Almost all bands change personnel. Some change personality. And then there’s Mountain Heart, which has done both several times over.

Formed in 1998 as a hard core traditional bluegrass supergroup with five musicians, today Mountain Heart is a quartet with no original members and a soul singing pianist. But the acoustic, song-centric heart, if you will, remains. For 20 years, this band has embraced new influences and grown younger and broader minded.

“The one trend that I think is super important about Mountain Heart is the quality of the musicianship," says the pianist (and primary songwriter) Josh Shilling, who made his debut in 2007. “You know, we were recently called the bluegrass Steely Dan, because it’s a bunch of studio players, session players.”

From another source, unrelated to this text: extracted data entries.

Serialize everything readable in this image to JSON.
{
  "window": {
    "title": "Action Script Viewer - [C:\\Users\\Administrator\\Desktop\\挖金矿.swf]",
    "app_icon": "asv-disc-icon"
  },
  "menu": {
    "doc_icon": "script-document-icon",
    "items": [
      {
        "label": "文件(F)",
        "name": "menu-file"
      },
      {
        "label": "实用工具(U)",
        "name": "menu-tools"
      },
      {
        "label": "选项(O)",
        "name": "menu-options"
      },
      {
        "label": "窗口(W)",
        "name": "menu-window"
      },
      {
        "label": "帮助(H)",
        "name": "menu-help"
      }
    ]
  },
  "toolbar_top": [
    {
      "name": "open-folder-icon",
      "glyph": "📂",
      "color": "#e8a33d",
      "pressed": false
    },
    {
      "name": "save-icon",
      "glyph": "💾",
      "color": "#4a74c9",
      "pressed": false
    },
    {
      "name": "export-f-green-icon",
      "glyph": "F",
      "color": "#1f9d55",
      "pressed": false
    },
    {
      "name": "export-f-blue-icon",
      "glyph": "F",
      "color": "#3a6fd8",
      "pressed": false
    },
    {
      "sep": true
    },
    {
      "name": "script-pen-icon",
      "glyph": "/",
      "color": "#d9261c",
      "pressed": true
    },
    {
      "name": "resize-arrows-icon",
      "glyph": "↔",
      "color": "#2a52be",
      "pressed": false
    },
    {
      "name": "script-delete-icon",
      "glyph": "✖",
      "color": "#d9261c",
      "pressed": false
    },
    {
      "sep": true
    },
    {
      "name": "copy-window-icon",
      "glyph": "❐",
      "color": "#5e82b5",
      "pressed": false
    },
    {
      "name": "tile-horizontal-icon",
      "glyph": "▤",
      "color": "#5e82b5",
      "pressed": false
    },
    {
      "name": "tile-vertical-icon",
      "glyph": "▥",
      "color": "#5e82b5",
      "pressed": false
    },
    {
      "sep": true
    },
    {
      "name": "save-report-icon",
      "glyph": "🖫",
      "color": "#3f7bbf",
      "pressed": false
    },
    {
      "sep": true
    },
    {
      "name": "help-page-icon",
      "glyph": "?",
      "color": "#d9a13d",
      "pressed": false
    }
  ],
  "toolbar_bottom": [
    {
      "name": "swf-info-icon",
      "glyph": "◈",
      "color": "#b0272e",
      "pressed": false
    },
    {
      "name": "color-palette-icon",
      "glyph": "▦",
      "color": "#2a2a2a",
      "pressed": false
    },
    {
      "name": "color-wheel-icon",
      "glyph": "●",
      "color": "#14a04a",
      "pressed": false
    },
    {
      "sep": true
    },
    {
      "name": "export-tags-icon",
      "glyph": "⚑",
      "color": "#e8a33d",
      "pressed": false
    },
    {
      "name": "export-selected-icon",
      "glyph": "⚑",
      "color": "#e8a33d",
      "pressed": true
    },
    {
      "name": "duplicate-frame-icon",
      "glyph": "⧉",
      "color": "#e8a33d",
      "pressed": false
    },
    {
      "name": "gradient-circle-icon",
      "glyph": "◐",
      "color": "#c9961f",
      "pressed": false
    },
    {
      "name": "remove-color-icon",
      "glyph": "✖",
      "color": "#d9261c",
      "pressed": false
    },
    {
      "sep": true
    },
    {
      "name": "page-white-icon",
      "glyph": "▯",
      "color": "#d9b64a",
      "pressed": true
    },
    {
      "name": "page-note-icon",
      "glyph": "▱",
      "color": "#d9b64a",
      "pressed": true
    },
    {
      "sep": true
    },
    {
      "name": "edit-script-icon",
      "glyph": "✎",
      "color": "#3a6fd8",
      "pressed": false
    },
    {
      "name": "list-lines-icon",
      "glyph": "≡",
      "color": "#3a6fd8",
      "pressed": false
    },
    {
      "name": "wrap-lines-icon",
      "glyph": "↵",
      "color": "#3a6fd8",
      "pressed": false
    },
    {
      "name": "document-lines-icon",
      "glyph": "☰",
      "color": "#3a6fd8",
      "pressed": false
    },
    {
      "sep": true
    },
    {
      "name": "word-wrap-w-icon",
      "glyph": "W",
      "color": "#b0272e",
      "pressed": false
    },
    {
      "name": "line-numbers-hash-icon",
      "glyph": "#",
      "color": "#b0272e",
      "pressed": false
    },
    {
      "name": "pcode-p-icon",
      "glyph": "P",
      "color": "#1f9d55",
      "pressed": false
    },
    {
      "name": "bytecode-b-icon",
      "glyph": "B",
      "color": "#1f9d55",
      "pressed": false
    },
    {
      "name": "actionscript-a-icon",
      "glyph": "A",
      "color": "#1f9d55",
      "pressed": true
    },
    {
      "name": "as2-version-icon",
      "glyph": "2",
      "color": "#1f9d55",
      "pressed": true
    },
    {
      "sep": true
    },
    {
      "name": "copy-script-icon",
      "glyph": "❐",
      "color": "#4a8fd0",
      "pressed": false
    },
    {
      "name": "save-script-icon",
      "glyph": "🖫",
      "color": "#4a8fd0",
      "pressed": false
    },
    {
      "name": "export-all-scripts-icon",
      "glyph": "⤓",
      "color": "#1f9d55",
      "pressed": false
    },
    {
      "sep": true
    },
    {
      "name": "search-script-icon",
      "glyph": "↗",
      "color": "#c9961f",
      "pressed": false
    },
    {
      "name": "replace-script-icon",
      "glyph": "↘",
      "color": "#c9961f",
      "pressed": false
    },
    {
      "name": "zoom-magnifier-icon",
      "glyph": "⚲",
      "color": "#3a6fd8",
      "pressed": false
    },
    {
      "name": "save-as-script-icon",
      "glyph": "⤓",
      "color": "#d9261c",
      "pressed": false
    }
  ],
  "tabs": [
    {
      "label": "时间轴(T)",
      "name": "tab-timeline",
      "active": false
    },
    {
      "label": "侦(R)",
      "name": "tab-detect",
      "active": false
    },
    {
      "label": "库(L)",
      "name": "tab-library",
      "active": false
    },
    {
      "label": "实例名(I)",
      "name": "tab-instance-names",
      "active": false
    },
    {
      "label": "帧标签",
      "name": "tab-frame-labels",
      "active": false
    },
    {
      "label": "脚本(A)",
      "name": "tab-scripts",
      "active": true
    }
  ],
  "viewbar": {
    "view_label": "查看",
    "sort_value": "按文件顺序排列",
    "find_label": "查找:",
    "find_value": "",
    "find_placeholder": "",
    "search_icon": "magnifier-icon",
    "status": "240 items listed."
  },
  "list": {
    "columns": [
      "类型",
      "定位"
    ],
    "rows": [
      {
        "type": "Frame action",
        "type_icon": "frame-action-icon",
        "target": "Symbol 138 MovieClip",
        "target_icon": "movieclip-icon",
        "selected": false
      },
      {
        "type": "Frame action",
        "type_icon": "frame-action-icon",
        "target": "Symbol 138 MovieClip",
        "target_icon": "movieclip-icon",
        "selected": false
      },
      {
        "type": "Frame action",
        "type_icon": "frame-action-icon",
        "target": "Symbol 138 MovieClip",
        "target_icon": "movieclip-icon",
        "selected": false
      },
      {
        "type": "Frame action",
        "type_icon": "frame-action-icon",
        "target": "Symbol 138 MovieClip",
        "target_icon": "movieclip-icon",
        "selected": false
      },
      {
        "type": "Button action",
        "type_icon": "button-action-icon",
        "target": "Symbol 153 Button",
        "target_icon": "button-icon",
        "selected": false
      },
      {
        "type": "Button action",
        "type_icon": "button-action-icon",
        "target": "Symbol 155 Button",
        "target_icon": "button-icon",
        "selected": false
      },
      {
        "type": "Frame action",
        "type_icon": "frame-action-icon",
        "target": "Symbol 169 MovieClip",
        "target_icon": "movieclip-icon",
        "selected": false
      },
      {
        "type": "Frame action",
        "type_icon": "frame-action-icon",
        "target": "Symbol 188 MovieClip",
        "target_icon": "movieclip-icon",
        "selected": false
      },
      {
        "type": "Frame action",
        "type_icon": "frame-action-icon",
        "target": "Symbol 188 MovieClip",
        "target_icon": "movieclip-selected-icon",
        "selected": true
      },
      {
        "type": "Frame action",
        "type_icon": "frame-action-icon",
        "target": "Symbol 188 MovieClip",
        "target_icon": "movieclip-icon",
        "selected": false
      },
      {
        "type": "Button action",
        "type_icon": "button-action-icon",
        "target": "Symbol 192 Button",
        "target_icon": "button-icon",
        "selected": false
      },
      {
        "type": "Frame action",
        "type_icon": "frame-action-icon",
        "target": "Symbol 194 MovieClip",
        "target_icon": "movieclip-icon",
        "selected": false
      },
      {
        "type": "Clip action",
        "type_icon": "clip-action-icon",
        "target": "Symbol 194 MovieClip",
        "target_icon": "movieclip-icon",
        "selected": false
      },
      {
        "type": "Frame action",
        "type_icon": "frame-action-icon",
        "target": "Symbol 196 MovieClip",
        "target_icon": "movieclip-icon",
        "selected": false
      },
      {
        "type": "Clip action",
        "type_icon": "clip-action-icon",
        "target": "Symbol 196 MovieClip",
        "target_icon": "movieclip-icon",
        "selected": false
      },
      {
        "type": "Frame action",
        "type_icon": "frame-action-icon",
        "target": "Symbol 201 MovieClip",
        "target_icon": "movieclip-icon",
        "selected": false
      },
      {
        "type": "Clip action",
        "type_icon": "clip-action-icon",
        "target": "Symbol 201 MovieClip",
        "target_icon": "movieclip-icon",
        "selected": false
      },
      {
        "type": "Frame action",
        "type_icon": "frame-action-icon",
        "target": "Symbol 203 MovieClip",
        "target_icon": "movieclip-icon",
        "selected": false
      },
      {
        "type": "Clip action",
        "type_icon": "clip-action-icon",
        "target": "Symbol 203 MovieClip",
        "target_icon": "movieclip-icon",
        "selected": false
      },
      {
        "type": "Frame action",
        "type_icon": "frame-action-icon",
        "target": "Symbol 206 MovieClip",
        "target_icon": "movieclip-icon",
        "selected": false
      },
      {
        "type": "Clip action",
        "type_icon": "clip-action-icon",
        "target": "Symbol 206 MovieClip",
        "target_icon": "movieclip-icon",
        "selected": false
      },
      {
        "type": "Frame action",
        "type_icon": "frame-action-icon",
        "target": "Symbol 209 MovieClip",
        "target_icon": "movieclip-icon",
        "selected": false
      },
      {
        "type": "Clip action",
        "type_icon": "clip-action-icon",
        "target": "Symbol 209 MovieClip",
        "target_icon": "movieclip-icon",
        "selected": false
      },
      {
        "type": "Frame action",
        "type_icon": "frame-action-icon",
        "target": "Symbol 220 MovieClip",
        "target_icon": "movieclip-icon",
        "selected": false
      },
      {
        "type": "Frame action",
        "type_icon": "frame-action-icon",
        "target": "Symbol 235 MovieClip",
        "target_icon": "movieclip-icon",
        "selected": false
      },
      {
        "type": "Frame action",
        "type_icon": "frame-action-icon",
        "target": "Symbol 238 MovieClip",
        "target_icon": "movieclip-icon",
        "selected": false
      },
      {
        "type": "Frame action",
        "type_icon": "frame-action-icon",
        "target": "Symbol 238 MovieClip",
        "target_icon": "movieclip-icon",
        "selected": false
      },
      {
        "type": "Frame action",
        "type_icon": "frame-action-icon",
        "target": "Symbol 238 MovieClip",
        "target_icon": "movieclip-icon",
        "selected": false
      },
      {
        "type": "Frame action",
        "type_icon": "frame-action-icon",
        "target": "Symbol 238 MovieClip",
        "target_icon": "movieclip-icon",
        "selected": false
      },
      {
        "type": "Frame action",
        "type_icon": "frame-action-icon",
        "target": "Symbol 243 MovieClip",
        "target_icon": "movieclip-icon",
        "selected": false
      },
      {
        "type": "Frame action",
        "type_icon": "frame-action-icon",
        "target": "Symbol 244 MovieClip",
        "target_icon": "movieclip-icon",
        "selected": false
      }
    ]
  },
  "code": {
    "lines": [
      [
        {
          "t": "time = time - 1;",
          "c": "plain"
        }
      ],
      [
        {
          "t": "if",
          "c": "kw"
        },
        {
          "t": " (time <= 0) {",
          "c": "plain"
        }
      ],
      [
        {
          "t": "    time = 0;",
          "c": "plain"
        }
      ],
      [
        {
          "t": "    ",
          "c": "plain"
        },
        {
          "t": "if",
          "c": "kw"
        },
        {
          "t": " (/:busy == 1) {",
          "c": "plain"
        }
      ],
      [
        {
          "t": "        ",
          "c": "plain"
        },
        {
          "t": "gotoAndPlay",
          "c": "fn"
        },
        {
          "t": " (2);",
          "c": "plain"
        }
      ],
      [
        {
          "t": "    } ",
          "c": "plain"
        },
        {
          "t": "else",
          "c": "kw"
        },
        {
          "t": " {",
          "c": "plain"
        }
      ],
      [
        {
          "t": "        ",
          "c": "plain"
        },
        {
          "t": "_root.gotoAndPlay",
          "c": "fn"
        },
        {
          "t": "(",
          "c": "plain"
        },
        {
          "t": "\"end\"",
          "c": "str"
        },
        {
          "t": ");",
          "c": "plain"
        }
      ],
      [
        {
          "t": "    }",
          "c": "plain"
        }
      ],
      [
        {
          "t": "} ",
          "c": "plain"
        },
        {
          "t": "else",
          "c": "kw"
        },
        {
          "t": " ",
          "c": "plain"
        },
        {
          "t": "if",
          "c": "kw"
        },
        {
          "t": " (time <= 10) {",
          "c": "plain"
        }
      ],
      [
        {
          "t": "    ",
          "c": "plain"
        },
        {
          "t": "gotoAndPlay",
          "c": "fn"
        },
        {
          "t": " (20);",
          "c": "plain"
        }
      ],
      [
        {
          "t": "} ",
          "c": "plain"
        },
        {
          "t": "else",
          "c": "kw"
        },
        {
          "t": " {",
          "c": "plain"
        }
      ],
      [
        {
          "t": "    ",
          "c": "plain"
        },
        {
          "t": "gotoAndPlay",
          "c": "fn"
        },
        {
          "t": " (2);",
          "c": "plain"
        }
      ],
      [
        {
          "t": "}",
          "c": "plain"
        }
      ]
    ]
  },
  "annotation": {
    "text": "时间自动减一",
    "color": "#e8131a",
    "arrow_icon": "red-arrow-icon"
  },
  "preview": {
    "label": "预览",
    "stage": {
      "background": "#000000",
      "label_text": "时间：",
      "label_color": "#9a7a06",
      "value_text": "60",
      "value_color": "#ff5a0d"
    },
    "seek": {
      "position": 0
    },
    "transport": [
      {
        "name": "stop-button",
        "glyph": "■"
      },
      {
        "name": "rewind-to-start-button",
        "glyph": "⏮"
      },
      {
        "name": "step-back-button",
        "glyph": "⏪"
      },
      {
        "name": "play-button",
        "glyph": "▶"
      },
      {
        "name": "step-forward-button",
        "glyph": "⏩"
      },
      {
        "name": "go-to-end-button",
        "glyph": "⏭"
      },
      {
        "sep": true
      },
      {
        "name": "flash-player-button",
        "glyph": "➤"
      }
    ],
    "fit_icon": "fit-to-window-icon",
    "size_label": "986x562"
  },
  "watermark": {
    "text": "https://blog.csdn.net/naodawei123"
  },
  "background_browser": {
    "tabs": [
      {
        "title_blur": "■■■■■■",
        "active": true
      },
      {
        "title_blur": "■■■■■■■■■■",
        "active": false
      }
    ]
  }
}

The comparison holds up when contemplating the production of the band’s newest album Soul Searching, its ninth overall and its second for Nashville's Compass Records. The core band steered the project but also invited in old friends and hired guns including Scott Vestal on banjo and Stuart Duncan on fiddle. The results are surgically precise but warm with acoustic tones and locked in harmony singing.  

Besides Shilling, the quartet features mandolinist Aaron Ramsey, bass and dobro player Jeff Pardin and acoustic guitar hotshot Seth Taylor. Taylor said the band still has fans and friends in its original bluegrass environments, but its eclectic take on roots makes the band most at home on improv-friendly festival bills with bands like The Infamous Stringdusters and Yonder Mountain String Band.

“The whole jam scene is the place to be right now," says Taylor. "That’s where we like to play.”

Mountain Heart celebrated their Aug. 10 album release with performances at the Grand Ole Opry and WMOT's Finally Friday. Their touring in support of Soul Searching will bring them to AmericanaFest in Nashville on Sept. 13.